Rich Kid is a 2026 Indian Telugu-language drama film directed by Shafi Vullah and Anil Derangula. The film stars G. Manjunath Reddy, Rajasekhar Aning, Chelly Swapna, Supriya Marla, Suman Setty and others. The film is produced by G. Manjunatha Reddy under Sree Manjunath Cinemas.

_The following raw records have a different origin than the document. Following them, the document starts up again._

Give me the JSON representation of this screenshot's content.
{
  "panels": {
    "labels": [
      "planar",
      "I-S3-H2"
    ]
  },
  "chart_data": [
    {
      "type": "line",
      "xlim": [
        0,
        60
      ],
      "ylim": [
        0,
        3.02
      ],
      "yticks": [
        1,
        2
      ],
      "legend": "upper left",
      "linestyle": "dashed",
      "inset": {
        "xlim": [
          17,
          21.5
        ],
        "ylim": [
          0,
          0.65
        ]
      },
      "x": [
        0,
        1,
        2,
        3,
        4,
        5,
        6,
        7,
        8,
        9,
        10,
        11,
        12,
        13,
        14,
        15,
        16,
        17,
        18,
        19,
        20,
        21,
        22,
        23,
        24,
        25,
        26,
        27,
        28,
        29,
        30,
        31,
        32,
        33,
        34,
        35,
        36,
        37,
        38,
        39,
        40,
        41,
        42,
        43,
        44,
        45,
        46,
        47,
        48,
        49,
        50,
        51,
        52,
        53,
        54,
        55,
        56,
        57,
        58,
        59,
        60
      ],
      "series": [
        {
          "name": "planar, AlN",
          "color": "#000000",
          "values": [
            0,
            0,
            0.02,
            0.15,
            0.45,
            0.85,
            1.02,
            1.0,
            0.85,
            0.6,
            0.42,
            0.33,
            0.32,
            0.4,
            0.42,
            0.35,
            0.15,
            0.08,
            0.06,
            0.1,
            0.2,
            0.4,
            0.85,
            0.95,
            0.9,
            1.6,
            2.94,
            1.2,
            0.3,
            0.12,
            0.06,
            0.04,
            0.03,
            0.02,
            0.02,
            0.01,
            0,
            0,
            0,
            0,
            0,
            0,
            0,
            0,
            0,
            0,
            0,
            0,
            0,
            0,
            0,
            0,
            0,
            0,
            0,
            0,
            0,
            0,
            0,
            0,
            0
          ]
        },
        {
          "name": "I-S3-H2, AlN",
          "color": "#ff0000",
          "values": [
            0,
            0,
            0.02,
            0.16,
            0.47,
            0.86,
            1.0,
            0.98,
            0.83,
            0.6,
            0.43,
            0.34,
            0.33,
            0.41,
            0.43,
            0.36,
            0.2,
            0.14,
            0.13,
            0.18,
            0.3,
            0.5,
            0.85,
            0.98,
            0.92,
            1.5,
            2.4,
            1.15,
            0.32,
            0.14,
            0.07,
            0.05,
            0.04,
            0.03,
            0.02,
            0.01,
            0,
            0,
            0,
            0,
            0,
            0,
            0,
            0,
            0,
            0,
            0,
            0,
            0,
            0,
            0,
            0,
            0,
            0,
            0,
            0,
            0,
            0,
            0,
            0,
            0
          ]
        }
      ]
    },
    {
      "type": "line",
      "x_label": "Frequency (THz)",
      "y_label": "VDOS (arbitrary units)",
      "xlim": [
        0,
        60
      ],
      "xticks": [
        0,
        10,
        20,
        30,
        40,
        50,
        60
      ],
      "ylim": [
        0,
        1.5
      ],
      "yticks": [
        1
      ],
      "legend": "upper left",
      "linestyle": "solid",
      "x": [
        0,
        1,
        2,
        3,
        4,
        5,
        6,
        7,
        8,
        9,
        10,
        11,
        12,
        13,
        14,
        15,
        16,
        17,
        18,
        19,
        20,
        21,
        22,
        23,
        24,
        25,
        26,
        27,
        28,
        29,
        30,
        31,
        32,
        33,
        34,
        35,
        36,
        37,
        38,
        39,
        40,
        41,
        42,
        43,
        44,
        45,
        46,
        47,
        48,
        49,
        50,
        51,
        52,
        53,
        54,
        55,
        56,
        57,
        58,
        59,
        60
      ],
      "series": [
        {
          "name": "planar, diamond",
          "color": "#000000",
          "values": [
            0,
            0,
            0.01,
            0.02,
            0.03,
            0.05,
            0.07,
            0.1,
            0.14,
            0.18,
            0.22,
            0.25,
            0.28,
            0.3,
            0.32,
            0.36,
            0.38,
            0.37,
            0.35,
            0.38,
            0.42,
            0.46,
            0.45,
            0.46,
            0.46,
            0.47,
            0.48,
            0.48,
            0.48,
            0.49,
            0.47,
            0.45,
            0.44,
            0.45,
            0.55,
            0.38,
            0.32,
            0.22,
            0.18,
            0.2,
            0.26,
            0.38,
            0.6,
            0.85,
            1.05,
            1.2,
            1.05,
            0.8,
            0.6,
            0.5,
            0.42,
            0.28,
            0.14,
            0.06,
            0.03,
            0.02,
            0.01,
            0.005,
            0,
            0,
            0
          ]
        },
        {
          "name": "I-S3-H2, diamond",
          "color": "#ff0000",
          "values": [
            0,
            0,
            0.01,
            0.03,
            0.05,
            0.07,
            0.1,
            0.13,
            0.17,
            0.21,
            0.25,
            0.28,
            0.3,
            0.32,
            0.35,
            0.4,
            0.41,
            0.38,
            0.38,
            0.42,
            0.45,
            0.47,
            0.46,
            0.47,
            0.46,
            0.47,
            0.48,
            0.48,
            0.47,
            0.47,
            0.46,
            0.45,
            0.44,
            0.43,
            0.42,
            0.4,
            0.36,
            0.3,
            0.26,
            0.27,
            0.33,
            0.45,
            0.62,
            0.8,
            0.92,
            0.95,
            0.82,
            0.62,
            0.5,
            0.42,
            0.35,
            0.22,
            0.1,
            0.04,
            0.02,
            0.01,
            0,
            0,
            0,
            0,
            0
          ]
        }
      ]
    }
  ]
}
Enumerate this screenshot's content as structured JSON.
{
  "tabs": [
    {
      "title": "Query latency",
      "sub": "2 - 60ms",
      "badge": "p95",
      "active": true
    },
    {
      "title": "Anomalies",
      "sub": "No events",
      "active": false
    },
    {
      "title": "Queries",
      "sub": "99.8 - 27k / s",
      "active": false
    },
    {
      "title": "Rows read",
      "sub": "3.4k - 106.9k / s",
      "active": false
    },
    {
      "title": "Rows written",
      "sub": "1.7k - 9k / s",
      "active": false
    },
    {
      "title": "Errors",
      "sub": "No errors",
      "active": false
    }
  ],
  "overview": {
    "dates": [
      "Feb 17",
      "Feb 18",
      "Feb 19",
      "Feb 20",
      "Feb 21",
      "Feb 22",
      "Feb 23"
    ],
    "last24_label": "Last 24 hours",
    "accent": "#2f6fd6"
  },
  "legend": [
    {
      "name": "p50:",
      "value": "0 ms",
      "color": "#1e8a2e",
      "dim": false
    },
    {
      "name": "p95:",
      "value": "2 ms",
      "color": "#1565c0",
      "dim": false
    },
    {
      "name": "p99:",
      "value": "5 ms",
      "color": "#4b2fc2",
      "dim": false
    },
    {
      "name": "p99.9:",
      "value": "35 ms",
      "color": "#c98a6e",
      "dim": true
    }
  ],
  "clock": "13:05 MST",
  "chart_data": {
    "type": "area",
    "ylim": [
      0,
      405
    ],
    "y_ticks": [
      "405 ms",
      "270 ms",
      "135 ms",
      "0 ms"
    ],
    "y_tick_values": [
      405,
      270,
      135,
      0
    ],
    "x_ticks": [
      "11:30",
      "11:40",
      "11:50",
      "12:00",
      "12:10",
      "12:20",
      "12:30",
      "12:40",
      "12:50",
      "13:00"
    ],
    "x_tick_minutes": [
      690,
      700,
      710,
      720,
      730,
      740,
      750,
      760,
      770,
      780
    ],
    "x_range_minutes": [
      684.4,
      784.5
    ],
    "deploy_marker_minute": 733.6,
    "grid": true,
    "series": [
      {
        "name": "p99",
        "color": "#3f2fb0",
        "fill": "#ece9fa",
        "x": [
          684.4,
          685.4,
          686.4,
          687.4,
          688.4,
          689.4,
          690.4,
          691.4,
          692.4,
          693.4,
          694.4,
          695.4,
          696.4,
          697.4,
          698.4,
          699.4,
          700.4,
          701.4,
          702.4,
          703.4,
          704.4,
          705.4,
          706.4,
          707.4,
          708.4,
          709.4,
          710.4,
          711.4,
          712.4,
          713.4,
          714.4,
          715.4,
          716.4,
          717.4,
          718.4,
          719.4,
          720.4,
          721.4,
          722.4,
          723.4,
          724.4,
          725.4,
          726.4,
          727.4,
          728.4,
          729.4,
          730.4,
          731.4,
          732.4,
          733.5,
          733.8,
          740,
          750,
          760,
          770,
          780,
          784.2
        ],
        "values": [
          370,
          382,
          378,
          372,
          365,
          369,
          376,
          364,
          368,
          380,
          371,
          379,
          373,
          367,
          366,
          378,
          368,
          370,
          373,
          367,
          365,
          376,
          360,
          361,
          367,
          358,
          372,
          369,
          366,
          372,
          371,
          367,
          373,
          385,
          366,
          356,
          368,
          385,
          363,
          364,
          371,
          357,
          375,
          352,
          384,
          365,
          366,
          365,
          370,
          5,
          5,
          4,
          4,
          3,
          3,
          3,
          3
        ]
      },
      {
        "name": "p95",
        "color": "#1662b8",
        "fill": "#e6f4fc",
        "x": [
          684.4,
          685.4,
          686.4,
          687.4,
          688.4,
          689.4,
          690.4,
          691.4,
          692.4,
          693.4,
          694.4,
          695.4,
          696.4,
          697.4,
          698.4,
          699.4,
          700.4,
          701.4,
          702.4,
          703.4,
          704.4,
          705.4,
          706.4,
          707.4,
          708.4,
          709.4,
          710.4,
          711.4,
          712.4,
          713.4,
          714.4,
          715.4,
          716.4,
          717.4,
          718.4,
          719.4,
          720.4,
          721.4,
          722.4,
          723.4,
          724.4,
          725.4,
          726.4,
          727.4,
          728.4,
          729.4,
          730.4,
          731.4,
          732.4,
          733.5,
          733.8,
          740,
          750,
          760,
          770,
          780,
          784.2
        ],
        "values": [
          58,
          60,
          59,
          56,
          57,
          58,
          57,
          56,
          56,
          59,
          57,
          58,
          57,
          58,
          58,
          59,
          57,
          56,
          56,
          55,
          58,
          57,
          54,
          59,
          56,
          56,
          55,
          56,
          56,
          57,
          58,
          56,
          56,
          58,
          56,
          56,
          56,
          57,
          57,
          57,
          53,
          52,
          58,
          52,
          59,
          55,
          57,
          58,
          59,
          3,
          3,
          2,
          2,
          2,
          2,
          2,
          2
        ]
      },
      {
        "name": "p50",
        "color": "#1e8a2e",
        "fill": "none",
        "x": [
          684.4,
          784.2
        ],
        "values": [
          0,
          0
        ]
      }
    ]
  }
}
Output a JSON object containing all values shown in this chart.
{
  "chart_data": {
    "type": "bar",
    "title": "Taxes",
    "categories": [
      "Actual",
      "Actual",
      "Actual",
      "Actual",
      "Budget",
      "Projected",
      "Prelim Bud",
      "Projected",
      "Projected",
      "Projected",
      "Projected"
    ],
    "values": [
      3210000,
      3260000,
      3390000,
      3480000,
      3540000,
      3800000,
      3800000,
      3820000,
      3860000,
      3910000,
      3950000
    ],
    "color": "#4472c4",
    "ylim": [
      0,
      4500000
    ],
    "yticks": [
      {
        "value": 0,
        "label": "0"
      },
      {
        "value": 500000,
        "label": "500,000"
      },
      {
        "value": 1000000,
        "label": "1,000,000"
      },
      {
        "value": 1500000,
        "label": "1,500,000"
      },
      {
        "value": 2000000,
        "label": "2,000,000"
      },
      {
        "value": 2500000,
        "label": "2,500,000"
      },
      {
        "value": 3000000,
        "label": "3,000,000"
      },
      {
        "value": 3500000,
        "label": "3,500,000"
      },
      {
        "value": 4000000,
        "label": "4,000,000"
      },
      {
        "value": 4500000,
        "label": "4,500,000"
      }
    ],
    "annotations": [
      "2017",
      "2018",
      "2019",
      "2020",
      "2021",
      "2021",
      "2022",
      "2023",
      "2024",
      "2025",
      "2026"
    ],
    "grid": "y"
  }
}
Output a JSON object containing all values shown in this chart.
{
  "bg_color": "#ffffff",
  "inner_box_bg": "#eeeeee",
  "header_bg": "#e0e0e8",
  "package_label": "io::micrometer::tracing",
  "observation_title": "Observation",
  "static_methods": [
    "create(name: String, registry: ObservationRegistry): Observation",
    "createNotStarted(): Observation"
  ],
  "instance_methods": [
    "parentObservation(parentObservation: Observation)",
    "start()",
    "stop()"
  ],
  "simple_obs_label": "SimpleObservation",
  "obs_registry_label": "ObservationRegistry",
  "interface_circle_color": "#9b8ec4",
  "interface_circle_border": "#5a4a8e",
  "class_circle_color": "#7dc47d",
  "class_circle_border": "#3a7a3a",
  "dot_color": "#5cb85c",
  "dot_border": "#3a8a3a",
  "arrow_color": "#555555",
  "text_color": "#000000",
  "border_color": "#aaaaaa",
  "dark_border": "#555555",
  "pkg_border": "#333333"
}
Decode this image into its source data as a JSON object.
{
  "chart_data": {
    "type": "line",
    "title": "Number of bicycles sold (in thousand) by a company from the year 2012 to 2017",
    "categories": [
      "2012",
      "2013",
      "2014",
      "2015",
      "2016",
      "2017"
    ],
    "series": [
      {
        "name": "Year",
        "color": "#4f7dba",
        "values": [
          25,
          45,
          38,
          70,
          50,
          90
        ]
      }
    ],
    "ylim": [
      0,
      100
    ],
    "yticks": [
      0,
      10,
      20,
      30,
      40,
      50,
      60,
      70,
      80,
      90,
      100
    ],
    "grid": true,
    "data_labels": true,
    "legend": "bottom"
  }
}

The film was released on 23 April 2026.

== Plot ==
A devoted father, determined to see his son succeed, is willing to go to any extent to support his ambitions. He fulfills all of his son’s wishes, even going so far as to sell his own house. As the story unfolds, the consequences of his sacrifices come to light. The film explores whether the father’s unwavering dedication ultimately benefits his son, and reveals the choices the son makes and how they shape the outcome of their lives.

== Cast ==

- G. Manjunath Reddy as Srinivas
- Supriya as Padmavathi
- Rajasekhar Aning as Venkatesh
- Chelly Swapna as Bhudevi
- Suman Shetty as Puli Gadu
- Ping Pong Surya as Jeevan
- Balagam Sanjay Krishna as Vaddeela Vishwa
- Jabardasth Durga Rao as Kaki

== Music ==
The background score and songs were composed by Srivenkat and Lalith Kiran. The audio rights were acquired by Aditya Music.

| No. | Title | Lyrics | Singer(s) | Length |
|---|---|---|---|---|
| 1. | "Pachhani Pallelo" | Vishnu Vardhan | Chandrasekhar Azad, Prathyusha | 4:14 |
| 2. | "Sakkanode Sakkaanode" | Lalith Kiran | GV Shri Kerthii | 3:33 |
| 3. | "Ponganala Pooja" | Vishnu Vardhan | Vinayak | 3:06 |
| 4. | "Yetta Penchinaavu Raa" | Vishnu Vardhan | Yogi Suresh | 4:45 |
| 5. | "Kaalabhairavam Bhaje" | Shafi Vullah | Vinayak | 4:41 |
| Total length: |  |  |  | 20:19 |

== Release ==
Rich Kid was released on 23 April 2026.

== Reception ==
Suhas Sistu of The Hans India stated "Rich Kid is a feel-good entertainer with emotional depth and relatable characters, making it an enjoyable watch for family audiences".

Sakshi Post said "Rich Kid is a simple, emotion-driven family drama that relies on its core sentiment, offering a watchable, one-time experience with a few heartfelt moments".

Sunil Boddula from News18 Telugu stated "Rich Kid is an enjoyable family film with a good blend of comedy, emotions, and music, making it a must-watch with a meaningful message".